The Office of Portfolio Analysis was established in the Division of Program Coordination, Planning, and Strategic Initiatives in 2011 to assist NIH Institutes and Centers with scientific portfolio analysis.[1] Per the Federal Register, the Office of Portfolio Analysis serves the following goals:
- Prepare and analyze data on NIH sponsored biomedical research to inform trans-NIH planning and coordination;
- Serve as a resource for portfolio management at the programmatic level;
- Employ databases, analytic tools, methodologies and other resources to conduct assessments in support of portfolio analyses and priority setting in scientific areas of interest across NIH;
- Research and develop new analytic tools, support systems, and specifications for new resources in coordination with other NIH organizations to enhance the management of the NIH's scientific portfolio; and
- Provide, in coordination with other NIH organizations, training on portfolio analysis tools, procedures, and methodology.
After its establishment in 2011, George Santangelo was appointed as the first Director of the Office of Portfolio Analysis.
Analytic tools
NIH COVID-19 Portfolio
In response to the COVID-19 pandemic, the Office of Portfolio Analysis developed the NIH COVID-19 Portfolio to index and track ongoing COVID-19 research and disseminate it to the public.[2] This portfolio is curated by scientific experts for COVID-19 relevance, and includes both peer-reviewed publications indexed in PubMed and preprints from bioRxiv, medRxiv, chemRxiv, arXiv, SSRN, and Research Square.
iCite
The NIH developed iCite as a bibliometrics dashboard to freely disseminate article-level citation metrics for scientific publications that are indexed in PubMed. One stated purpose of this analytic tool was to replace the use of journal level metrics like the Journal Impact Factor in research assessment and portfolio analysis.[3] Bulk data are made available through database snapshots and an API.As of 2020, iCite hosts three modules focusing on different types of citation metrics:
Influence
The research community called for the use of article-level citation metrics for research assessment instead of journal-level metrics, in the San Francisco Declaration on Research Assessment. The influence module of iCite disseminates field- and time-normalized article-level citation metrics like the Relative Citation Ratio.[4]
Translation
Because the NIH is particularly focused on science that improves human health, it developed article-level metrics that track the dissemination of basic research findings into clinical research, a process known as bench to bedside translation. The Translation module of iCite shows which clinical research articles have cited a given publication. For those publicationthat are not yet cited by a clinical research article, the Translation module shows the Approximate Potential to Translate,[5] which is a machine learning estimate of the probability that the publication will be cited by a clinical research article in the future.
Citations
In order to maximize transparency, the Office of Portfolio Analysis generated a public-domain citation graph named the NIH Open Citation Collection.[6] This citation graph underpins all citation metrics disseminated in iCite, and sources citation data from several sources, as well as extracting references from the PDFs of open access articles.
References
- ↑ "National Institutes of Health Statement of Organization, Functions, and Delegations of Authority". Federal Register. U.S. National Archives. Retrieved 12 August 2020.

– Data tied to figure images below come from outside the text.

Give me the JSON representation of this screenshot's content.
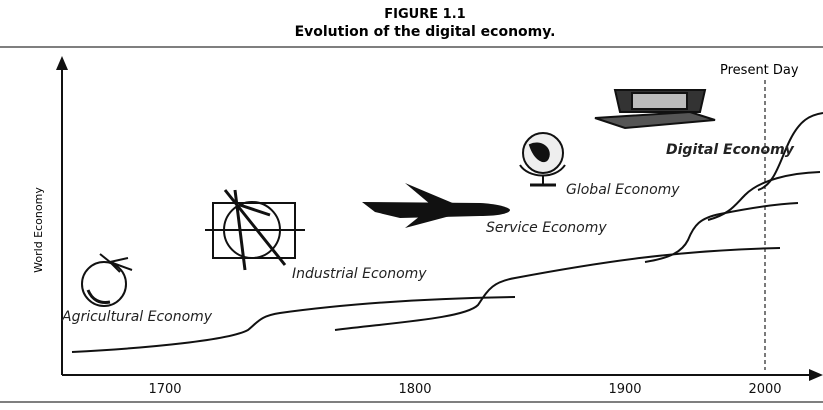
{
  "figure": {
    "label": "FIGURE 1.1",
    "title": "Evolution of the digital economy."
  },
  "axes": {
    "y_label": "World Economy",
    "x_ticks": [
      "1700",
      "1800",
      "1900",
      "2000"
    ]
  },
  "markers": {
    "present_day": "Present Day"
  },
  "economies": [
    {
      "label": "Agricultural Economy"
    },
    {
      "label": "Industrial Economy"
    },
    {
      "label": "Service Economy"
    },
    {
      "label": "Global Economy"
    },
    {
      "label": "Digital Economy"
    }
  ]
}
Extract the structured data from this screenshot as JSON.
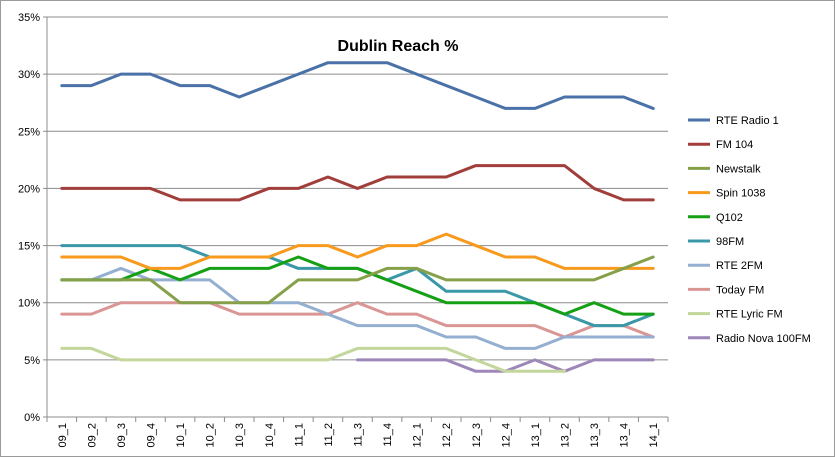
{
  "chart_data": {
    "type": "line",
    "title": "Dublin Reach %",
    "xlabel": "",
    "ylabel": "",
    "ylim": [
      0,
      35
    ],
    "yticks": [
      "0%",
      "5%",
      "10%",
      "15%",
      "20%",
      "25%",
      "30%",
      "35%"
    ],
    "grid": "horizontal",
    "legend": "right",
    "categories": [
      "09_1",
      "09_2",
      "09_3",
      "09_4",
      "10_1",
      "10_2",
      "10_3",
      "10_4",
      "11_1",
      "11_2",
      "11_3",
      "11_4",
      "12_1",
      "12_2",
      "12_3",
      "12_4",
      "13_1",
      "13_2",
      "13_3",
      "13_4",
      "14_1"
    ],
    "series": [
      {
        "name": "RTE Radio 1",
        "color": "#4a72a8",
        "values": [
          29,
          29,
          30,
          30,
          29,
          29,
          28,
          29,
          30,
          31,
          31,
          31,
          30,
          29,
          28,
          27,
          27,
          28,
          28,
          28,
          27
        ]
      },
      {
        "name": "FM 104",
        "color": "#a13d3a",
        "values": [
          20,
          20,
          20,
          20,
          19,
          19,
          19,
          20,
          20,
          21,
          20,
          21,
          21,
          21,
          22,
          22,
          22,
          22,
          20,
          19,
          19
        ]
      },
      {
        "name": "Newstalk",
        "color": "#86a04a",
        "values": [
          12,
          12,
          12,
          12,
          10,
          10,
          10,
          10,
          12,
          12,
          12,
          13,
          13,
          12,
          12,
          12,
          12,
          12,
          12,
          13,
          14
        ]
      },
      {
        "name": "Spin 1038",
        "color": "#f79a1e",
        "values": [
          14,
          14,
          14,
          13,
          13,
          14,
          14,
          14,
          15,
          15,
          14,
          15,
          15,
          16,
          15,
          14,
          14,
          13,
          13,
          13,
          13
        ]
      },
      {
        "name": "Q102",
        "color": "#16a016",
        "values": [
          12,
          12,
          12,
          13,
          12,
          13,
          13,
          13,
          14,
          13,
          13,
          12,
          11,
          10,
          10,
          10,
          10,
          9,
          10,
          9,
          9
        ]
      },
      {
        "name": "98FM",
        "color": "#3a98a8",
        "values": [
          15,
          15,
          15,
          15,
          15,
          14,
          14,
          14,
          13,
          13,
          13,
          12,
          13,
          11,
          11,
          11,
          10,
          9,
          8,
          8,
          9
        ]
      },
      {
        "name": "RTE 2FM",
        "color": "#94afd0",
        "values": [
          12,
          12,
          13,
          12,
          12,
          12,
          10,
          10,
          10,
          9,
          8,
          8,
          8,
          7,
          7,
          6,
          6,
          7,
          7,
          7,
          7
        ]
      },
      {
        "name": "Today FM",
        "color": "#d99694",
        "values": [
          9,
          9,
          10,
          10,
          10,
          10,
          9,
          9,
          9,
          9,
          10,
          9,
          9,
          8,
          8,
          8,
          8,
          7,
          8,
          8,
          7
        ]
      },
      {
        "name": "RTE Lyric FM",
        "color": "#c3d69b",
        "values": [
          6,
          6,
          5,
          5,
          5,
          5,
          5,
          5,
          5,
          5,
          6,
          6,
          6,
          6,
          5,
          4,
          4,
          4,
          null,
          null,
          null
        ]
      },
      {
        "name": "Radio Nova 100FM",
        "color": "#9d86b8",
        "values": [
          null,
          null,
          null,
          null,
          null,
          null,
          null,
          null,
          null,
          null,
          5,
          5,
          5,
          5,
          4,
          4,
          5,
          4,
          5,
          5,
          5
        ]
      }
    ]
  }
}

- ↑ Santangelo, George. "New NIH Resource to Analyze COVID-19 Literature: The COVID-19 Portfolio Tool". Open Mike. U.S. National Institutes of Health. Retrieved 12 August 2020.
- ↑ Santangelo, George (2017). "Article-level assessment of influence and translation in biomedical research". Mol Biol Cell. 28 (11): 1401–1408. doi:10.1091/mbc.E16-01-0037. PMC 5449139. PMID 28559438.
- ↑ Hutchins, B. Ian; Yuan, Xin; Anderson, James M.; Santangelo, George (2016). "Relative Citation Ratio (RCR): A New Metric That Uses Citation Rates to Measure Influence at the Article Level". PLOS Biol. 14 (9): e1002541. doi:10.1371/journal.pbio.1002541. PMC 5012559. PMID 27599104.
- ↑ Hutchins, B. Ian; Davis, Matthew; Meseroll, Rebecca; Santangelo, George (2019). "Predicting translational progress in biomedical research". PLOS Biol. 17 (10): e3000416. doi:10.1371/journal.pbio.3000416. PMC 6786525. PMID 31600189.
- ↑ Hutchins, B. Ian; Baker, Kirk; Davis, Matthew; Diwersy, Mario; Haque, Ehsanul; Harriman, Robert; Hoppe, Travis; Leicht, Stephen; Meyer, Payam; Santangelo, George (2019). "The NIH Open Citation Collection: A public access, broad coverage resource". PLOS Biol. 17 (10): e3000385. doi:10.1371/journal.pbio.3000385. PMC 6786512. PMID 31600197.